Ramal se acercó a su amiga y le susurró:

– Son demonios. ¡Mira, lleva las marcas de los malditos!

Mientras el de la camiseta negra agarraba al comandante Blood del cuello, Ahbeba vio que llevaba un triángulo tatuado en la mano. Le entró aún más miedo. Ramal era muy lista y entendía de aquellas cosas.

El demonio tiró de Blood hasta ponerlo en pie y después ordenó a los demás que llevaran a los guardias surafricanos asesinados al pozo que había en el centro del poblado. El comandante estaba aturdido y no osó resistirse. El hombre del pelo de fuego habló por una radio pequeña.

Ahbeba esperaba con ansiedad lo que fuera a suceder a continuación. Abrazaba a Julius con fuerza e intentaba tranquilizarlo, temerosa de que sus sollozos atrajeran la atención de los rebeldes. En dos ocasiones vio breves oportunidades de huir, pero no podía abandonar al chico. Se dijo que era mejor permanecer con el resto de la gente, pues así estarían a salvo.

Mientras los rebeldes iban amontonando los cadáveres de los surafricanos junto al pozo, un segundo camión entró retumbando en el poblado. Estaba abollado y cubierto de polvo negro. Unos guardabarros enormes semejantes a alas cubrían los neumáticos, los faros estaban rotos y torcidos y la rejilla era como la sonrisa de dientes afilados de una hiena; el óxido de aquellos dientes era del color de la sangre seca. Una docena de jóvenes de ojos vidriosos iban acuclillados en él. Muchos llevaban vendajes ensangrentados en la parte superior del brazo, bien apretados. Los que no iban vendados tenían cicatrices dentadas en la misma zona.

Ramal, que había estado en Freetown y sabía de esas cosas, comentó:

– ¿Ves lo de los brazos? Les han abierto la piel para meterles cocaína y anfetaminas en las heridas. Lo hacen para volverlos locos.

– ¿Por qué?

– Porque así no sienten el dolor y luchan mejor.

Un guerrero alto bajó de un salto del camión y se colocó junto a los dos blancos. Llevaba una túnica de arpillera y pantalones anchos, pero no fue eso lo que llamó la atención de Ahbeba, sino su cara, tan cortada como un diamante pulido. En la parte superior del brazo se veían las mismas cicatrices que presentaban los otros hombres, pero a diferencia de éstos, también tenía la cara marcada; tenía tres cicatrices redondas que parecían ojos en cada mejilla y una tira de bultos similares a lo largo de la frente. En sus ojos resplandecía un calor que Ahbeba no comprendía, pero era de una belleza abrumadora, el hombre más apuesto y espléndido que había visto jamás.
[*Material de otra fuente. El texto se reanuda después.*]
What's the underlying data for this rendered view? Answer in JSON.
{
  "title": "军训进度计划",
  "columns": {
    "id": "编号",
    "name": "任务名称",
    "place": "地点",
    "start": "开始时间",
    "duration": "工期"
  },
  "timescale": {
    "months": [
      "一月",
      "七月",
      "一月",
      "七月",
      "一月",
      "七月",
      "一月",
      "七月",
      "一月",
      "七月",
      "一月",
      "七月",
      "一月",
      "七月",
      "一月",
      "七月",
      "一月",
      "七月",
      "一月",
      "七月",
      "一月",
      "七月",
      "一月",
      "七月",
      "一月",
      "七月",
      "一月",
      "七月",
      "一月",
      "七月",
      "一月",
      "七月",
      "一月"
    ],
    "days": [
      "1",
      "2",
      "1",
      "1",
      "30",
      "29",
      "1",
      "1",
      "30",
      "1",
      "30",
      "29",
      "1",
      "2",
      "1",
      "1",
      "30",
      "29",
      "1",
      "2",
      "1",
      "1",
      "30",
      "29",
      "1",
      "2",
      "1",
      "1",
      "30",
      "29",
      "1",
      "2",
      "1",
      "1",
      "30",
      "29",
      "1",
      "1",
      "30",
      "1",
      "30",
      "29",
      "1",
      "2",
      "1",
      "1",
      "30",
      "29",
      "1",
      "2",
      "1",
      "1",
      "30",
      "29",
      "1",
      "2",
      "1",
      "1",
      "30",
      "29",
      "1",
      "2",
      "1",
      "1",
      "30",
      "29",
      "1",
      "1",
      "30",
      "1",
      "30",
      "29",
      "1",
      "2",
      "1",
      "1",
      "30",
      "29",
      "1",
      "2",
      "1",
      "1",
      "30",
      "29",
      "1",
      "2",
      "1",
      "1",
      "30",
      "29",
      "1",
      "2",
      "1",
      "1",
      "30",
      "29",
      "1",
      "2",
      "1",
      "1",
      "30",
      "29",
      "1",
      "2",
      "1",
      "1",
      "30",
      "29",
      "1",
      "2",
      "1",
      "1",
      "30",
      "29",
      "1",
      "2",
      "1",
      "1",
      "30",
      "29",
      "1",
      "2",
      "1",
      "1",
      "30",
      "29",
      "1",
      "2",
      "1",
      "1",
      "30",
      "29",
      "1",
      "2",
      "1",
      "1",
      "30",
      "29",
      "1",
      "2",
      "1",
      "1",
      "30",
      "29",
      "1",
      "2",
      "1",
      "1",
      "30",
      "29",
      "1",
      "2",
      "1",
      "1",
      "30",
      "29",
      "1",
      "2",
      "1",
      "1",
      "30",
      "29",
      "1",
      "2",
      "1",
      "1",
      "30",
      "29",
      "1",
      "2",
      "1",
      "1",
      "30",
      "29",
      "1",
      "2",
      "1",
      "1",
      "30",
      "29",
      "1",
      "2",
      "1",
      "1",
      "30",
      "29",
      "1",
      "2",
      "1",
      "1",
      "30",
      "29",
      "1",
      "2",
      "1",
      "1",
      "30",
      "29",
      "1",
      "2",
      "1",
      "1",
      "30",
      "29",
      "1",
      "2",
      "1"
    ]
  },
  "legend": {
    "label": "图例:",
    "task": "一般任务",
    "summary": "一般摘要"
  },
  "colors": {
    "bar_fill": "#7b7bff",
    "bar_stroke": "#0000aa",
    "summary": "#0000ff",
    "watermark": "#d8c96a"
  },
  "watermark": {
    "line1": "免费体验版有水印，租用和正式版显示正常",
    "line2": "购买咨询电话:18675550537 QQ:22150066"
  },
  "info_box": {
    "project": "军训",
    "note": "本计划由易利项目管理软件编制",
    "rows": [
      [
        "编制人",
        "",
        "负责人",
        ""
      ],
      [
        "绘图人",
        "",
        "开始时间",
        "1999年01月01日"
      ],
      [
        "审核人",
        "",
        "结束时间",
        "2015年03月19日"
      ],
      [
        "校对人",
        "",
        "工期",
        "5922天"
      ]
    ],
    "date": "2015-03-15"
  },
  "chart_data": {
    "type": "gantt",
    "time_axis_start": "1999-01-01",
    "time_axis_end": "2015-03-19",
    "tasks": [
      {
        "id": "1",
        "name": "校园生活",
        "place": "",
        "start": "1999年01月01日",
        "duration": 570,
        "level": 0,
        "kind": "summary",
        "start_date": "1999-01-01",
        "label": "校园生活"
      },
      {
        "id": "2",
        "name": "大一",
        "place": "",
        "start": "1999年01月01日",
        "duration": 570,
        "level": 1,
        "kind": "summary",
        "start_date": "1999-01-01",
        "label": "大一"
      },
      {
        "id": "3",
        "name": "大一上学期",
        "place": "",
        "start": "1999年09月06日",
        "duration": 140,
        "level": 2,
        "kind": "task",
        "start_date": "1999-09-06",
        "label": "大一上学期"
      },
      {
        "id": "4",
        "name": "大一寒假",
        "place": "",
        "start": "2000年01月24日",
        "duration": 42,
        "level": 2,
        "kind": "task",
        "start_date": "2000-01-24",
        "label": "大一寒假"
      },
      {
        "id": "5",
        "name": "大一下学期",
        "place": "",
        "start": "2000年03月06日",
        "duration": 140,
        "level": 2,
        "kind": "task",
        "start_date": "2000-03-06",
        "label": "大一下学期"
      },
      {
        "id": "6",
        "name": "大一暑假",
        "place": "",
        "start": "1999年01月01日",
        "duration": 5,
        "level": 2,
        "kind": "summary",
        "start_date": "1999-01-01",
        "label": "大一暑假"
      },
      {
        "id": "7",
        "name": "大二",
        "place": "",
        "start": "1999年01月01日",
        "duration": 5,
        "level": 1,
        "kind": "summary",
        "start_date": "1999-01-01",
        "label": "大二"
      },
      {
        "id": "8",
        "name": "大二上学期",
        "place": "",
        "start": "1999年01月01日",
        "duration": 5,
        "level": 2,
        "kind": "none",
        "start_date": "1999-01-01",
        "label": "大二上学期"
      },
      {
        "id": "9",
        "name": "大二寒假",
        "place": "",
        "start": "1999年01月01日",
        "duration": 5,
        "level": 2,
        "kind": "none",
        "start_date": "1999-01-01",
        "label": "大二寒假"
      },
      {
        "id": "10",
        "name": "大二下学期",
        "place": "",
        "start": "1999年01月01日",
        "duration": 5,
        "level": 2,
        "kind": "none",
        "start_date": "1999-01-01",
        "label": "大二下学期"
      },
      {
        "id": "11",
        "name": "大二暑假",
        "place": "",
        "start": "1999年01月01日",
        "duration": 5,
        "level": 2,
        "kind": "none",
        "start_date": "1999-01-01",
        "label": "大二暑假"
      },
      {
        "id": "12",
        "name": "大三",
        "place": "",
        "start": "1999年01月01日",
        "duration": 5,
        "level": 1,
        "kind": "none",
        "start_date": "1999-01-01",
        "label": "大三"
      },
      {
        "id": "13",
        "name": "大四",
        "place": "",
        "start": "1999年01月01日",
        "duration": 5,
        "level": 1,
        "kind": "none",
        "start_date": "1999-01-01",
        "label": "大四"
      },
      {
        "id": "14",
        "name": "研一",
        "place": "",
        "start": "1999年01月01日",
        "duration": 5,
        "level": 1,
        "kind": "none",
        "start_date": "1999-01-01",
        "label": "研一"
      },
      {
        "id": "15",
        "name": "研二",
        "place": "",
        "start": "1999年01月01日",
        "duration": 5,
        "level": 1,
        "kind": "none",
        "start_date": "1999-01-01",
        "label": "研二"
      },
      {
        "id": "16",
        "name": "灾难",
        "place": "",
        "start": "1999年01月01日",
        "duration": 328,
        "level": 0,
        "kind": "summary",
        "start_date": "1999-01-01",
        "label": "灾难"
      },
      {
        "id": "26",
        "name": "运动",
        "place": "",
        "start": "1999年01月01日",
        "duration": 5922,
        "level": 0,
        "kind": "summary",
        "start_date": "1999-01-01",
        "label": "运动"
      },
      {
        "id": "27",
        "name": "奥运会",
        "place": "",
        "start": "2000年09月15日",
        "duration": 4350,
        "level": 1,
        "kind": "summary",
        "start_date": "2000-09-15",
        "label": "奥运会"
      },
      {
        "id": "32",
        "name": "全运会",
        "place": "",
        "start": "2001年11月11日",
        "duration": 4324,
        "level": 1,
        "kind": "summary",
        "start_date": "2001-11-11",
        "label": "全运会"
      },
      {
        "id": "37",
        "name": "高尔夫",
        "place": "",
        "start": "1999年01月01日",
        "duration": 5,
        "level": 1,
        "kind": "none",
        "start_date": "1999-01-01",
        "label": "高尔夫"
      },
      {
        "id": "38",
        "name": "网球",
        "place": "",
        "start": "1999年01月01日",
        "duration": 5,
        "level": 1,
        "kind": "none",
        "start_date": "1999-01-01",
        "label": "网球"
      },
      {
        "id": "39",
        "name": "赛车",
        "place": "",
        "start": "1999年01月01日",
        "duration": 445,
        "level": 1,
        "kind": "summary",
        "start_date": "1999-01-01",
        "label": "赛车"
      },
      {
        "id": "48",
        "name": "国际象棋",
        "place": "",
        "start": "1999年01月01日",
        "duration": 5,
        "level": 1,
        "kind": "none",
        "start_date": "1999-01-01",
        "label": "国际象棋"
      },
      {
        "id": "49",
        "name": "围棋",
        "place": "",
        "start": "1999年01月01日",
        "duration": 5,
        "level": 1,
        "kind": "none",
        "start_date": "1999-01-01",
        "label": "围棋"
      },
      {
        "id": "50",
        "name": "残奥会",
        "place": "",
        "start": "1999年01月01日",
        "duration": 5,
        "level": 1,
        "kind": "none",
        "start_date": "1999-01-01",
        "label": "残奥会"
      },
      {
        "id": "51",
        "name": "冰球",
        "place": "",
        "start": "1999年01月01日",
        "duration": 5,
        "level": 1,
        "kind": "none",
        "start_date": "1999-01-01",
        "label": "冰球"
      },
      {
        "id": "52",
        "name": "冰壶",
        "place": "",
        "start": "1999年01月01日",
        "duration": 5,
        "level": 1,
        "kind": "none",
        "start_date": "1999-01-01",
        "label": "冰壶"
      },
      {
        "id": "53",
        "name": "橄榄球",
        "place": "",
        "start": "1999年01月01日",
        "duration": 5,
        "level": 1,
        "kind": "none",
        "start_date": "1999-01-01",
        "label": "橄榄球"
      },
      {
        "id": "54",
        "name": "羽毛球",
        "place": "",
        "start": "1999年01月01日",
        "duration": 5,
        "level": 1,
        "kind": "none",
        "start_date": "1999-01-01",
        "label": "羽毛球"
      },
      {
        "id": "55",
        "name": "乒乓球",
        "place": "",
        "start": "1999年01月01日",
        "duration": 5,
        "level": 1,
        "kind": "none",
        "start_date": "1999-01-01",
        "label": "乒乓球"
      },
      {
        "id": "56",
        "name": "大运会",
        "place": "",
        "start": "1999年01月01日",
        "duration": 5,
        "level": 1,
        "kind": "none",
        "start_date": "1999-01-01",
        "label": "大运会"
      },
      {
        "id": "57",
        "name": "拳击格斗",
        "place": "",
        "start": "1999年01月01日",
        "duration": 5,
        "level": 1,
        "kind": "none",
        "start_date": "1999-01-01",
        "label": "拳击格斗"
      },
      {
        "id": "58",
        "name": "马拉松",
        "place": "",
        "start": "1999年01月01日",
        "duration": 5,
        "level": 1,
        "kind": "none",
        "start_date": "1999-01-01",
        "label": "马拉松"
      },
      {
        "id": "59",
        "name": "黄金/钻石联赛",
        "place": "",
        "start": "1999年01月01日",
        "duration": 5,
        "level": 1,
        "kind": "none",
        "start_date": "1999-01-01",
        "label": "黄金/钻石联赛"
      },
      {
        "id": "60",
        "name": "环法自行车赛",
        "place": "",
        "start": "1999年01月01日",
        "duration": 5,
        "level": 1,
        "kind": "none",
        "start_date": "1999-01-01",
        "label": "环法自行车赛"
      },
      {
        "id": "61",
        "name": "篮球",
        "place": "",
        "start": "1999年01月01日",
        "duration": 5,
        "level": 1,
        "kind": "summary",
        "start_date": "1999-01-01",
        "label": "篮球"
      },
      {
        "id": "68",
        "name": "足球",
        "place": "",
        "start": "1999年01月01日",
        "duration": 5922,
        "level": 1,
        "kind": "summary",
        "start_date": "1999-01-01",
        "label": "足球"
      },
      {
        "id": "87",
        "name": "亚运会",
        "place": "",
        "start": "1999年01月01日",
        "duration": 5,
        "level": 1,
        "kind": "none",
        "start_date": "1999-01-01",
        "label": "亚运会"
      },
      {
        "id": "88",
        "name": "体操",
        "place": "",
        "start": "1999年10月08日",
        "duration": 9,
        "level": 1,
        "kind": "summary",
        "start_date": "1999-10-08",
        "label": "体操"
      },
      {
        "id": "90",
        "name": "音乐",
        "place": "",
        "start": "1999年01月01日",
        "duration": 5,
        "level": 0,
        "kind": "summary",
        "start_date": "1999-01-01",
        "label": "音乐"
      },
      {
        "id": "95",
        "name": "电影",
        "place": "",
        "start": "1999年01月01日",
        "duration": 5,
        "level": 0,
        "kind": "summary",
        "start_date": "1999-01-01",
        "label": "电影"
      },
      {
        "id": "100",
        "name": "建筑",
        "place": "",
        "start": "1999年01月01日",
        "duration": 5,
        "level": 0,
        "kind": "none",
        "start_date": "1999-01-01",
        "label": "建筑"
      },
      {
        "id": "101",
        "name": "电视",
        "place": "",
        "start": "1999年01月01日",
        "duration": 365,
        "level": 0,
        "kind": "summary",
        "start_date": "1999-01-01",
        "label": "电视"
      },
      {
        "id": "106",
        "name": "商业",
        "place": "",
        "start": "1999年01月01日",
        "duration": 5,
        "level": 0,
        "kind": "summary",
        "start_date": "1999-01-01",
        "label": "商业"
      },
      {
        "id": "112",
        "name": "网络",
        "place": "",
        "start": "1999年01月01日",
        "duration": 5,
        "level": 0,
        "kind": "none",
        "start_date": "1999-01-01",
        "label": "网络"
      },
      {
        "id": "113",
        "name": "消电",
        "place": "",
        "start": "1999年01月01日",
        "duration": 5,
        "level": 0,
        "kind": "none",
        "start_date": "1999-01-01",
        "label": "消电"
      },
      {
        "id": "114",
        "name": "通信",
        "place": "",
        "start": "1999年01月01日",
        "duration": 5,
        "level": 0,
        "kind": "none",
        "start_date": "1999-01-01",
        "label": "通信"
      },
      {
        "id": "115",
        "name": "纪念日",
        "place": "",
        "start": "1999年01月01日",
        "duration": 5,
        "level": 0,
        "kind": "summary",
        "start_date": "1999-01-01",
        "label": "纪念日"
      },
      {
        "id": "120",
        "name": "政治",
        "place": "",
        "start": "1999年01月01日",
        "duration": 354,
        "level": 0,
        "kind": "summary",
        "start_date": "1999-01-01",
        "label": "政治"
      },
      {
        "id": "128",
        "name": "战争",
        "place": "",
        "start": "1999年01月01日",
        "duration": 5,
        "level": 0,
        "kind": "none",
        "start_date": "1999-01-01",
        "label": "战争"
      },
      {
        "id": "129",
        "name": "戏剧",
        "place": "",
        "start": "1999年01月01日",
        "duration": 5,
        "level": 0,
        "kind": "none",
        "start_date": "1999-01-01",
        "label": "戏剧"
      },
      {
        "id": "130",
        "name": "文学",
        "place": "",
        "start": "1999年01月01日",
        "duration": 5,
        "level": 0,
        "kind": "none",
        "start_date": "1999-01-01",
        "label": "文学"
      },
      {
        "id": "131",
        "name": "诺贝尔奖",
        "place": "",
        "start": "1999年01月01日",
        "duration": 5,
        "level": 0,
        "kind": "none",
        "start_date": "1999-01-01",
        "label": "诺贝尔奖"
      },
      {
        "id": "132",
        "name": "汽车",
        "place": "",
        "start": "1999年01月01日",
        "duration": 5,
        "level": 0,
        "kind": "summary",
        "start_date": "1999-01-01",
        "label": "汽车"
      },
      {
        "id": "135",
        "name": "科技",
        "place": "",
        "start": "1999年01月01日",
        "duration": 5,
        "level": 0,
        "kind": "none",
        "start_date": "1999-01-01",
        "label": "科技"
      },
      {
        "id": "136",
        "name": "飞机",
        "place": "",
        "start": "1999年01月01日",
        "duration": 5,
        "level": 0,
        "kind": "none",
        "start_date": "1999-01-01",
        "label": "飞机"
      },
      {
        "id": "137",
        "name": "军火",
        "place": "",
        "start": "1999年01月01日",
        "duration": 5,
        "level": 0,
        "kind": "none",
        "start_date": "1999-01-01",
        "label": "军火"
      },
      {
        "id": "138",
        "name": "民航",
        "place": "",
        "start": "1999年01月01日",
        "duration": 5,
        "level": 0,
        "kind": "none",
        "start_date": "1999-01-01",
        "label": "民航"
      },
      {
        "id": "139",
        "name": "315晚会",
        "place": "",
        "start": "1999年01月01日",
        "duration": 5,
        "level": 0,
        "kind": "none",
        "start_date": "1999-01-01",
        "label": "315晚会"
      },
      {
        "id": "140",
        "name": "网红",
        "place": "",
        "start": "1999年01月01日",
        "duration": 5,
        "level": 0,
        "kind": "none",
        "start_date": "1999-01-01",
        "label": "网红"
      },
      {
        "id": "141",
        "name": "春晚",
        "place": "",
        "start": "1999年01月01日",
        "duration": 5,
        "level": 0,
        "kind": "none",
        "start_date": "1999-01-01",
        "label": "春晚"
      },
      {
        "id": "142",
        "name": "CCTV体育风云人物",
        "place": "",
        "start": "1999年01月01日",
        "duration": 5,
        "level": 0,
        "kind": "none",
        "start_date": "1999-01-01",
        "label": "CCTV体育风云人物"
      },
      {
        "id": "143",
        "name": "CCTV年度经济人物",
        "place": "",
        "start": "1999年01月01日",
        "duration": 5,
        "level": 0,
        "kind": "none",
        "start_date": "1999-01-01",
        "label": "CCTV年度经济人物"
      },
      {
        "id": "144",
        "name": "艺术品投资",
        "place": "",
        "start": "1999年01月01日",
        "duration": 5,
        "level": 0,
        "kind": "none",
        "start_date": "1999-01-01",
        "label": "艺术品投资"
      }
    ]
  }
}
Y tenía porte de príncipe o, mejor dicho, de rey.

El hombre de la camisa negra arrastró al comandante Blood hasta el montón de cadáveres de surafricanos.

– Así es cómo se crea miedo -dijo.

Miró al guerrero africano alto, que con un gesto hizo bajar a sus hombres del camión. Saltaron al suelo, aullando como si estuvieran poseídos. No iban armados con escopetas y fusiles como el primer grupo de rebeldes, sino con machetes y hachas oxidados.

Se arremolinaron en torno a los cadáveres de los guardias surafricanos y comenzaron a decapitarlos frenéticamente y a arrojar las cabezas al pozo.

Ahbeba sollozaba y Ramal se tapaba los ojos. A su alrededor, las mujeres, los niños y los ancianos gemían. Ishina Kotay, una mujer fuerte y joven, madre de dos criaturas, que de pequeña había sido igual de rápida que cualquier chico del poblado, se puso en pie de un salto y echó a correr hacia la selva. El hombre del pelo de fuego le pegó un tiro por la espalda.

Ahbeba notó que se mareaba, como si hubiera fumado majijo. Perdió la noción de lo que estaba sucediendo y vomitó. El mundo se convirtió en algo pequeño y confuso, con espacios vacíos entre momentos de tremenda claridad. El día había empezado con un desayuno de pasteles mientras los primeros rayos de sol acariciaban la sierra que dominaba el poblado. Su madre le había hablado de príncipes.